Commercial fishing group to call on courts to define moderate livlihood
An organization that represents commercial fishermen says it's steaming ahead with a lawsuit aiming to define the terms of a moderate livelihood fishery now that a Nova Scotia-based First Nation has dropped its own lawsuit against the federal government.
"It is critically important for all participants in the fishery to understand what the moderate livelihood right is and what its scope is and just as important to understand what it isn't," Colin Sproul, president of the United Fisheries Conservation Alliance, said in an interview.
"We really need that clarity for everyone."
Sproul was responding after his organization learned late Friday that lawyers for Sipekne'katik First Nation filed a notice of discontinuance in a lawsuit the band launched against the Attorney General of Canada in 2021. The Chronicle Herald first reported the development.
Sipekne'katik wanted the courts to rule that the federal Fisheries Act infringed on its right to fish for a moderate livelihood. That would include the group's ability to fish for lobster outside the commercial season and catch and hold lobster without a licence.
Sensing roadblocks?
Sipekne'katik Chief Michelle Glasgow, who had been scheduled to appear in court on Monday as part of discovery for that lawsuit, did not respond to requests for comment.
A summer fishery the First Nation started in St. Mary's Bay five years ago has been a flashpoint, with representatives from Sproul's organization and some other commercial groups expressing concern that a full-scale commercial operation has been happening outside of the regulated commercial season and that Fisheries and Oceans Canada has not done enough to prevent it.
First Nations fishers have countered that fisheries officers have unlawfully seized traps and interfered with their treaty right to fish.

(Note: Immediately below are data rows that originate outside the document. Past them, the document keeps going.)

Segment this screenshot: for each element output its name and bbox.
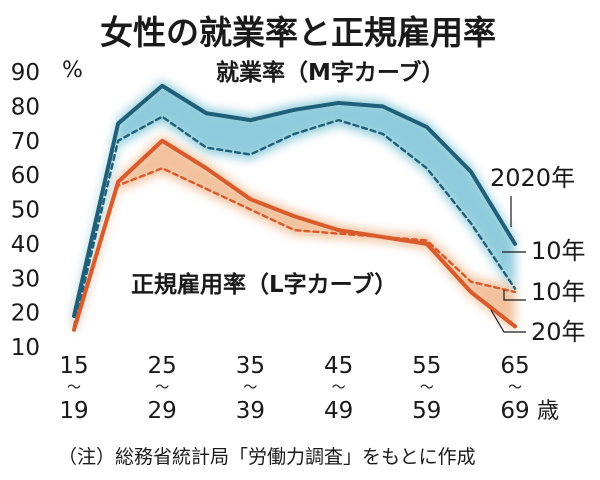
y-tick-label: 60	[11, 163, 40, 189]
chart-title: 女性の就業率と正規雇用率	[100, 13, 496, 52]
x-tick-label-top: 35	[236, 353, 265, 379]
x-tick-tilde: ～	[243, 380, 257, 396]
x-tick-label-top: 15	[59, 353, 88, 379]
y-tick-label: 30	[11, 266, 40, 292]
range-bands	[74, 80, 515, 335]
series-label: 10年	[531, 237, 586, 265]
series-label: 2020年	[490, 164, 575, 192]
y-tick-label: 80	[11, 94, 40, 120]
x-tick-label-bottom: 59	[412, 398, 441, 424]
series-leader-line	[503, 290, 526, 301]
y-tick-label: 90	[11, 60, 40, 86]
series-line-regular-dashed	[72, 167, 517, 328]
series-line-employment-dashed	[72, 115, 517, 328]
x-tick-tilde: ～	[420, 380, 434, 396]
x-tick-label-bottom: 39	[236, 398, 265, 424]
x-tick-tilde: ～	[155, 380, 169, 396]
x-tick-tilde: ～	[332, 380, 346, 396]
x-tick-label-top: 65	[500, 353, 529, 379]
y-tick-label: 10	[11, 335, 40, 361]
x-tick-label-bottom: 29	[148, 398, 177, 424]
series-line-employment-solid	[72, 83, 517, 319]
series-label: 20年	[531, 318, 586, 346]
x-tick-label-top: 55	[412, 353, 441, 379]
y-tick-label: 20	[11, 301, 40, 327]
y-tick-label: 70	[11, 129, 40, 155]
y-tick-label: 40	[11, 232, 40, 258]
source-note: （注）総務省統計局「労働力調査」をもとに作成	[58, 446, 476, 468]
employment-curve-label: 就業率（M字カーブ）	[216, 59, 445, 86]
y-tick-labels: 10 20 30 40 50 60 70 80 90	[11, 60, 40, 361]
x-axis-unit: 歳	[537, 399, 559, 424]
x-tick-label-top: 25	[148, 353, 177, 379]
y-axis-unit: %	[62, 58, 83, 83]
regular-curve-label: 正規雇用率（L字カーブ）	[131, 271, 397, 298]
x-tick-label-bottom: 19	[59, 398, 88, 424]
series-leader-line	[490, 309, 526, 333]
x-tick-tilde: ～	[508, 380, 522, 396]
series-label: 10年	[531, 278, 586, 306]
series-line-regular-solid	[72, 138, 517, 332]
y-tick-label: 50	[11, 198, 40, 224]
series-lines	[72, 83, 517, 332]
x-tick-label-bottom: 69	[500, 398, 529, 424]
x-tick-tilde: ～	[67, 380, 81, 396]
x-tick-label-top: 45	[324, 353, 353, 379]
employment-band	[74, 80, 515, 332]
series-labels: 2020年 10年 10年 20年	[490, 164, 586, 346]
regular-band	[74, 135, 515, 335]
x-tick-label-bottom: 49	[324, 398, 353, 424]
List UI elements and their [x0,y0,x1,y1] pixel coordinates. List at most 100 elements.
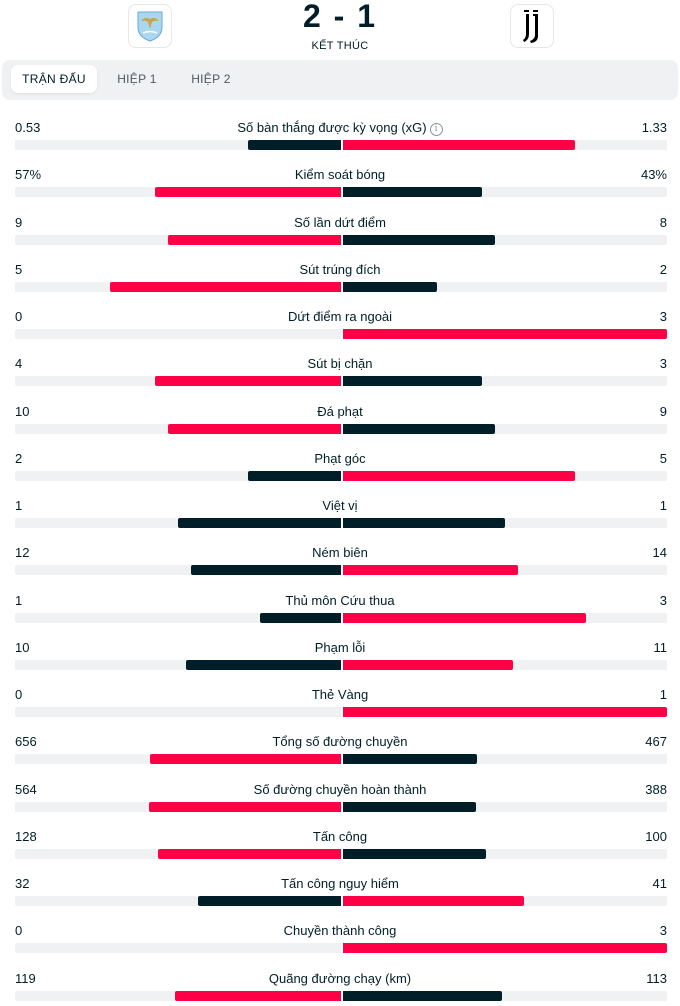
stat-label: Thủ môn Cứu thua [140,593,540,608]
away-stat-bar [343,140,575,150]
away-stat-bar-track [343,990,667,1001]
stat-row: 9 Số lần dứt điểm 8 [0,213,680,260]
away-stat-value: 113 [646,970,667,986]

Concerns aside, some First Nations fishers have exercised their food, social and ceremonial rights in the area. Fish caught as part of the FSC fishery, which is not regulated by any kind of season, cannot be sold or traded and is a constitutionally recognized practice.
Michel Samson, a lawyer for the United Fisheries Conservation Alliance, said his interpretation of the notice of discontinuance is that officials with Sipekne'katik determined "there was no way that the courts were going to recognize what was being claimed."
Moderate livelihood never defined
With that lawsuit coming to an end, the alliance is now free to pursue its own. The group had intervener status in the matter between Sipekne'katik and the federal government, which had been previously delayed while the two parties worked toward a resolution outside the court process.
"The United Fisheries Conservation Alliance has gone from being in the back of the bus to now behind the driver's wheel in having the courts make a determination on what are the limits around a moderate livelihood fishery for First Nation communities in Nova Scotia," Samson said in an interview.
Calls for a definition of what constitutes a moderate livelihood date back to a 1999 Supreme Court of Canada ruling known as the Marshall decision, which said that First Nations have a treaty right to earn a moderate livelihood.
And while a subsequent clarification, known as Marshall II, said the government can regulate a resource in certain circumstances, it has been up to Ottawa, in consultation with First Nations, to establish what constitutes a moderate livelihood. That has not happened.